I am feeling giddy at the moment.
I commented in a previous post that “The only school of “alternative” thought which I have not yet found to be intellectually undermined is the Buddhist approach to re-incarnation” and Anticant obligingly provided me with an antidote. I’ve been reading “Reincarnation: A Critical Examination” by Paul Edwards on and off since it arrived.
I’ve always thought a Hereafter was at least possible, and for a lot of my adult life I’ve considered it to be probable. There’s internal coherence to the Hindu and Buddhist world views, but they fall down when you test some of their underlying assumptions using nasty practical empirical science. (The one world-view that has never made any sense to me whatsoever is paradise, judgement day, heaven and hell). So during my adult life, my position on life after death veered from the conclusion that reincarnation made absolute sense to dragging it along like a comfort blankie while I got on with my real life. I think I even put Buddhist down on the 2001 census. I certainly wasn’t going to put Jedi.
I like Buddhism. I like its practicality. The techniques it teaches, such as meditation, produce real quantifiable changes in the people who practice them. I like the idea of the soul taking several lifetimes to explore different things. I like the idea of karma, that every action has a consequence and that you cannot escape the consequences of your acts. (This is very different from the judgement / punishment view of Christianity, where there is an external deity keeping score. Karma as consequences is more mechanistic and simpler, like a law of nature rather than the whim of a petulant despot). I look around me and I can see karma working on a small scale, and I was comforted by the idea that it worked across lifetimes too. I like the idea that I chose my own parents, that I might get a second chance with lost loves, that I might yet be a mother, that I can catch up next time with what I don’t do this time. I’ll miss Buddhism, but oddly enough I am more interested in it now, not less.
Buddhism, or a Buddhisty theory of reincarnation, provided answers to the questions that I asked, and the aforementioned comfort blankie of course.

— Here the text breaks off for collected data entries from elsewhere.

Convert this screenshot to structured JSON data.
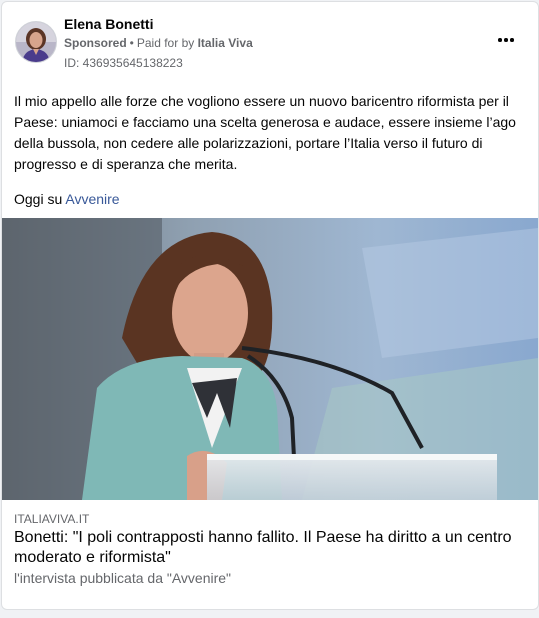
{
  "post": {
    "author": "Elena Bonetti",
    "sponsored_label": "Sponsored",
    "separator": "•",
    "paid_for_prefix": "Paid for by",
    "payer": "Italia Viva",
    "ad_id": "ID: 436935645138223",
    "more_icon": "more-options-icon",
    "body": "Il mio appello alle forze che vogliono essere un nuovo baricentro riformista per il Paese: uniamoci e facciamo una scelta generosa e audace, essere insieme l’ago della bussola, non cedere alle polarizzazioni, portare l’Italia verso il futuro di progresso e di speranza che merita.",
    "source_prefix": "Oggi su",
    "source_link": "Avvenire"
  },
  "link_preview": {
    "domain": "ITALIAVIVA.IT",
    "headline": "Bonetti: \"I poli contrapposti hanno fallito. Il Paese ha diritto a un centro moderato e riformista\"",
    "description": "l'intervista pubblicata da \"Avvenire\""
  },
  "colors": {
    "link": "#385898",
    "secondary_text": "#65676b",
    "primary_text": "#050505",
    "background": "#f0f2f5"
  }
}
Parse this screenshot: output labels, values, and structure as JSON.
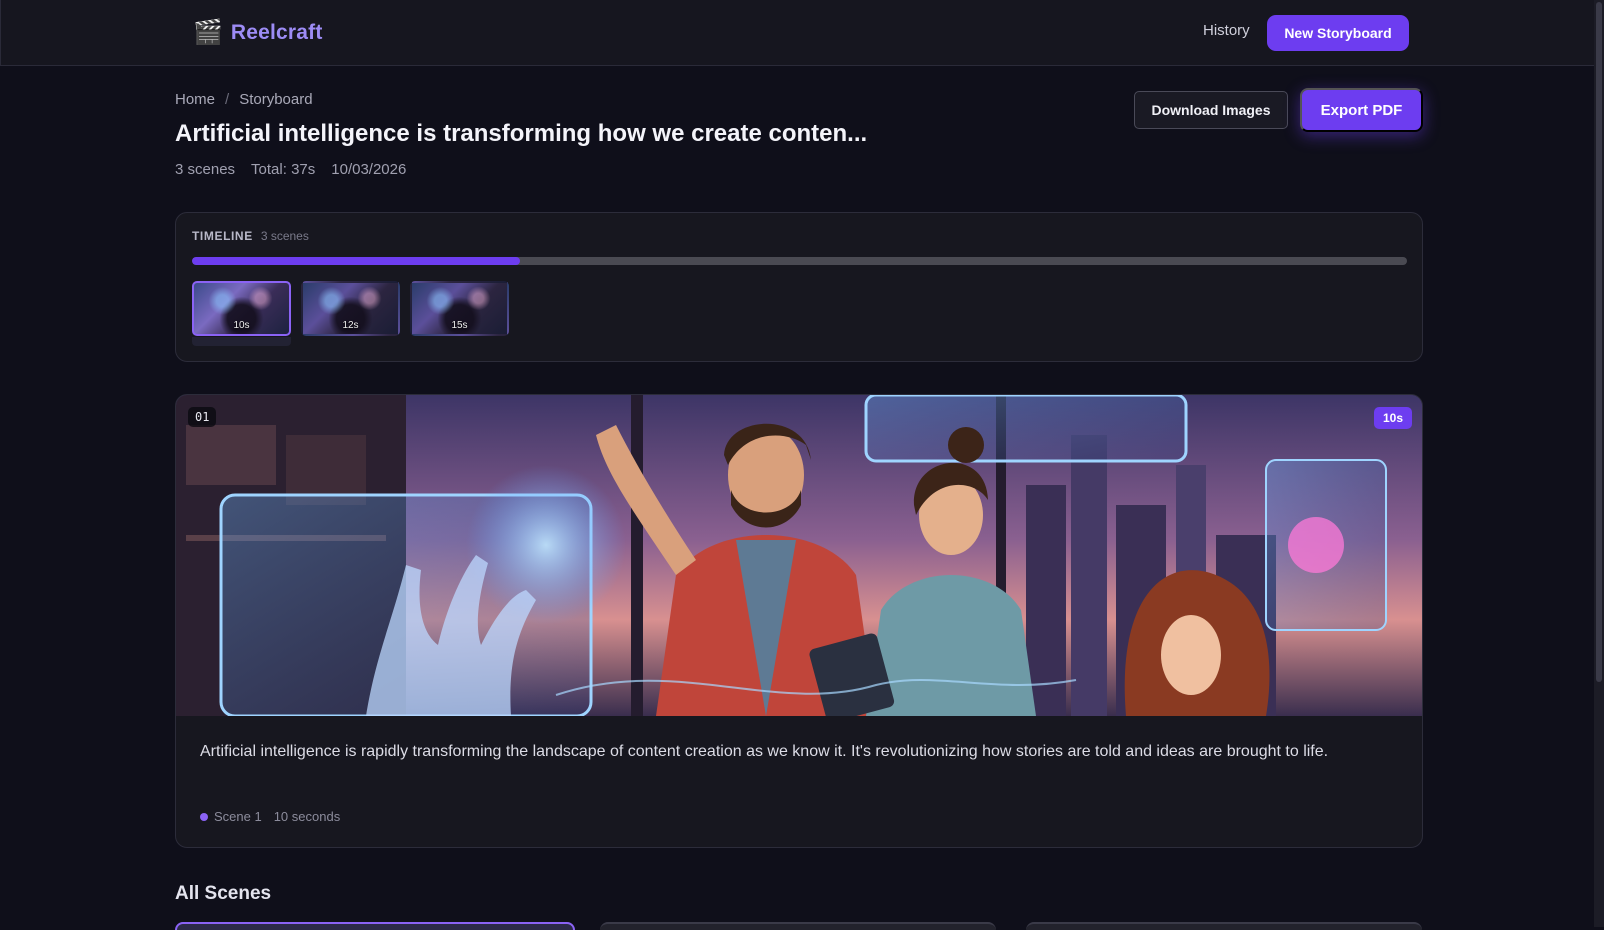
{
  "header": {
    "brand_icon": "🎬",
    "brand_name": "Reelcraft",
    "nav_history": "History",
    "new_storyboard": "New Storyboard"
  },
  "breadcrumb": {
    "home": "Home",
    "separator": "/",
    "current": "Storyboard"
  },
  "storyboard": {
    "title": "Artificial intelligence is transforming how we create conten...",
    "scene_count": "3 scenes",
    "total": "Total: 37s",
    "date": "10/03/2026"
  },
  "actions": {
    "download": "Download Images",
    "export": "Export PDF"
  },
  "timeline": {
    "label": "TIMELINE",
    "count": "3 scenes",
    "progress_fraction": 0.27,
    "thumbs": [
      {
        "duration": "10s",
        "active": true
      },
      {
        "duration": "12s",
        "active": false
      },
      {
        "duration": "15s",
        "active": false
      }
    ]
  },
  "current_scene": {
    "number": "01",
    "duration_badge": "10s",
    "text": "Artificial intelligence is rapidly transforming the landscape of content creation as we know it. It's revolutionizing how stories are told and ideas are brought to life.",
    "scene_label": "Scene 1",
    "duration_label": "10 seconds"
  },
  "all_scenes": {
    "heading": "All Scenes"
  },
  "colors": {
    "accent": "#6d3df0",
    "accent_light": "#8b63f5",
    "background": "#0f0f1a",
    "card": "#17171f"
  }
}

Edwards argues simply and fairly clearly that:
- there is no credible evidence for reincarnation and even the best cases evaporate into delusion, wishful thinking or fraud under close examination
- the mind requires the brain to exist, and consciousness does not survive the death of the brain
Edwards also deals with things like Near Death Experiences, (feelings of warmth, love and total understanding, culturally specific spiritual figure at the end of a tunnel of light, etc); Astral Travel (which he debunks as bunk); remembered past lives, (which never produce information not available in this one), and so on.
Ultimately, of course, it comes down to a matter of belief, but religion is essentially a ritualised version of “here be dragons” and as science maps out more and more of the unknown, the remaining dragons are left balancing on smaller and smaller islands. Edwards argues that the dragon of reincarnation no longer has a foot to stand on. Being an Oriental Dragon, it has no wings and cannot fly. Or that’s my metaphor, and I’m sticking to it.
I am trying to absorb various truths. When I die, I’ll go out like a candle. There are no second chances, if I don’t do it this time then I won’t get to do it at all. The people who I know who’ve died have stopped. And the big one: life really is a bitch and then you really do die.
As well as the truths, I now have all sorts of other questions swirling in my mind. How can morality have merit if it is merely a human artefact? What practical meaning remains to the word “spirituality”? What merit is left in Buddhism if you take out reincarnation? Does this mean the Dalai Lama isn’t cool any more?
Oddly there is one question I am pretty clear on which is why are there no pre-20th century cultures which are entirely irreligious?
It seems clear to me:
- that religions provided creation myths and an explanation for why stuff happened and
- that religious belief provides just enough of an advantage to individuals and societies in times of crisis for there to have been a very slight selective advantage in a strong religious faith.
Dawkins is such an evangelist for atheism that I rather like the idea of religion providing an evolutionary benefit. It seems highly likely to me that dogs have gods.
At the moment I veer between two contradictory feelings. Sometimes I am shocked by how dramatically the stakes have been raised: as the the saying goes, “there ain’t no justice, just us”. We cannot rely on any external checks and balances to iron out the world’s problems. If we don’t sort it out here and now, then it won’t be sorted out, and that’s not all right. And then I veer towards nihilism: in the long run we are all dead and nothing is remembered. How can justice matter if the victims can neither know nor care?
It is this spinning around which is making me giddy.
Edwards’ book, incidentally, is irritating in a number of ways. It is printed on very odd paper and the whole thing turns into two parallel tubes when you are reading it. It is appallingly badly proof-read, which is unforgivable in a second edition. He promises to discuss various subjects such as childhood prodigies and extremes of talent, but doesn’t, and he fails to discuss Out of Body experiences at all, refering the reader in toto to Susan Blackmore. It is however also fun, witty and sarcastic. I just wish it had been better edited. Or edited at all, really.